Similarly, in Howard v. Lyons difficulty centered in a statement which purported to be an official memorandum to bureau chiefs but which was also released to members of a state’s congressional delegation. The Justices of the majority concluded that a claim of privilege by a federal officer is to be judged by federal, and not state, standards and that the trial court’s finding that the release was in discharge of official duties was correct. Mr. Justice Black separately concurred for the reasons he expressed in Barr. The Chief Justice, Mr. Justice Doug*109las, and Mr. Justice Brennan again dissented.
Thus in Barr v. Matteo and in Howard v. Lyons we have the added and significant facts of a press release and of a release to members of Congress. In Ruderer’s cases we have nothing comparable. We have only statements made and documents submitted in the routine of the administrative hearing by defendants who occupied positions in the governmental job structure and who worked with, or were superior to, the plaintiff or charged with personnel responsibilities. The statements, both oral and written, were uttered in the line of duty and responsibility.
Clearly, the Justices of the majority in both Barr and Howard would uphold the privilege in each of plaintiff Ruderer’s cases.
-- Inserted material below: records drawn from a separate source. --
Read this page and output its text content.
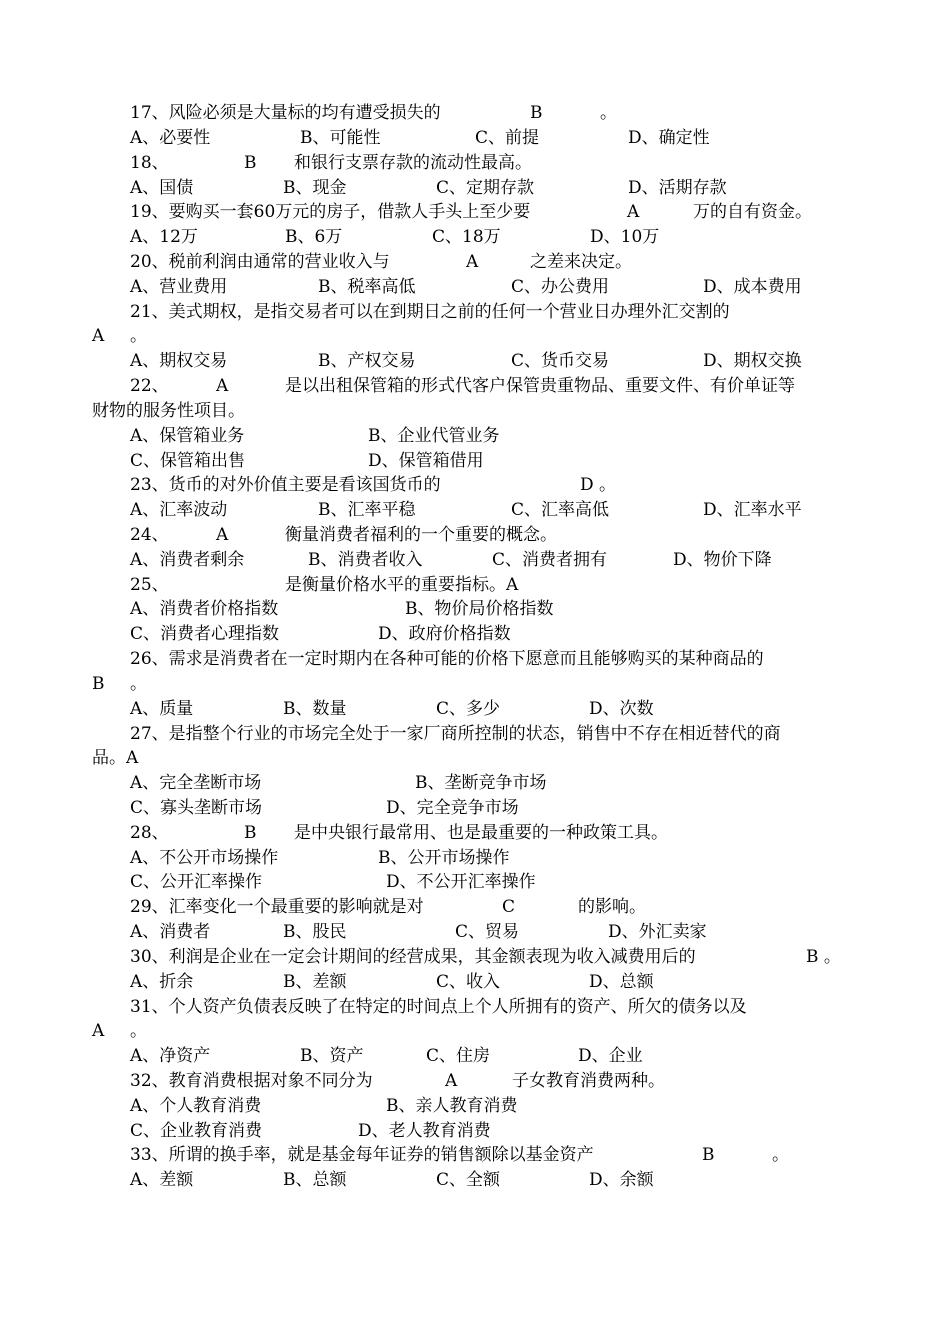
17、风险必须是大量标的均有遭受损失的	B	。
A、必要性	B、可能性	C、前提	D、确定性
18、	B 和银行支票存款的流动性最高。
A、国债	B、现金	C、定期存款	D、活期存款
19、要购买一套60万元的房子，借款人手头上至少要	A	万的自有资金。
A、12万	B、6万	C、18万	D、10万
20、税前利润由通常的营业收入与	A	之差来决定。
A、营业费用	B、税率高低	C、办公费用	D、成本费用
21、美式期权，是指交易者可以在到期日之前的任何一个营业日办理外汇交割的
A 。
A、期权交易	B、产权交易	C、货币交易	D、期权交换
22、	A	是以出租保管箱的形式代客户保管贵重物品、重要文件、有价单证等
财物的服务性项目。
A、保管箱业务	B、企业代管业务
C、保管箱出售	D、保管箱借用
23、货币的对外价值主要是看该国货币的	D 。
A、汇率波动	B、汇率平稳	C、汇率高低	D、汇率水平
24、	A	衡量消费者福利的一个重要的概念。
A、消费者剩余	B、消费者收入	C、消费者拥有	D、物价下降
25、	是衡量价格水平的重要指标。A
A、消费者价格指数	B、物价局价格指数
C、消费者心理指数	D、政府价格指数
26、需求是消费者在一定时期内在各种可能的价格下愿意而且能够购买的某种商品的
B 。
A、质量	B、数量	C、多少	D、次数
27、是指整个行业的市场完全处于一家厂商所控制的状态，销售中不存在相近替代的商
品。A
A、完全垄断市场	B、垄断竞争市场
C、寡头垄断市场	D、完全竞争市场
28、	B 是中央银行最常用、也是最重要的一种政策工具。
A、不公开市场操作	B、公开市场操作
C、公开汇率操作	D、不公开汇率操作
29、汇率变化一个最重要的影响就是对	C	的影响。
A、消费者	B、股民	C、贸易	D、外汇卖家
30、利润是企业在一定会计期间的经营成果，其金额表现为收入减费用后的	B 。
A、折余	B、差额	C、收入	D、总额
31、个人资产负债表反映了在特定的时间点上个人所拥有的资产、所欠的债务以及
A 。
A、净资产	B、资产	C、住房	D、企业
32、教育消费根据对象不同分为	A	子女教育消费两种。
A、个人教育消费	B、亲人教育消费
C、企业教育消费	D、老人教育消费
33、所谓的换手率，就是基金每年证券的销售额除以基金资产	B	。
A、差额	B、总额	C、全额	D、余额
Equally clearly, it seems to us, the dissenters in Barr and Howard would agree that those two cases are precedent for the defense positions here and would concede that their concern arising from public or semi-public releases is not present here because there is no factual counterpart to those releases. Finally, we feel that, in view of the internal nature of the utterances which Ruderer accuses, the Barr and Howard dissenters, except Mr. Justice Brennan with his approach of qualified privilege, would find themselves sympathetic to the application of the privilege on the Ruderer facts. In any event, this court is bound by Barr and Howard.6
In Frommhagen v. Glazer, 442 F.2d 338 (4th Cir. 1971), cert. denied, 404 U.S. 1038 (1972), Judge Duniway wrote (at 340):
* * * The principal significant difference between this case and Barr v. Matteo is that there the alleged libel was in an agency press release, whereas here [the defendant’s] memorandum was sent only to persons within the agency, and each of them was a person to whom it was proper for him to send it. Thus this is a stronger case for immunity than Barr v. Matteo. See dissenting opinion of Chief Justice Warren, 360 U.S. at 583-584, 79 S.Ct. 1335, 3 L.Ed.2d 1434. See also Howard v. Lyons, 1959, 360 U.S. 593, 79 S.Ct. 1331, 3 L.Ed.2d 1454. See Preble v. Johnson, 10 Cir., 1960, 275 F.2d 275, 277-279; cf. West v. Garrett, 5 Cir., 1968, 392 F.2d 543, 544.
The views expressed in West, Ruderer and Frommhagen are completely applicable in this case. The applicability of Barr v. Matteo herein calls for Naranjo to be afforded immunity from the liability asserted by Knuemann. This Court so concludes. Accordingly, the limitations defense raised by defendant need not be reached. For the reasons stated, plaintiff’s motion for summary judgment is hereby denied and defendant’s motion is hereby granted. Judgment will accordingly be entered for defendant.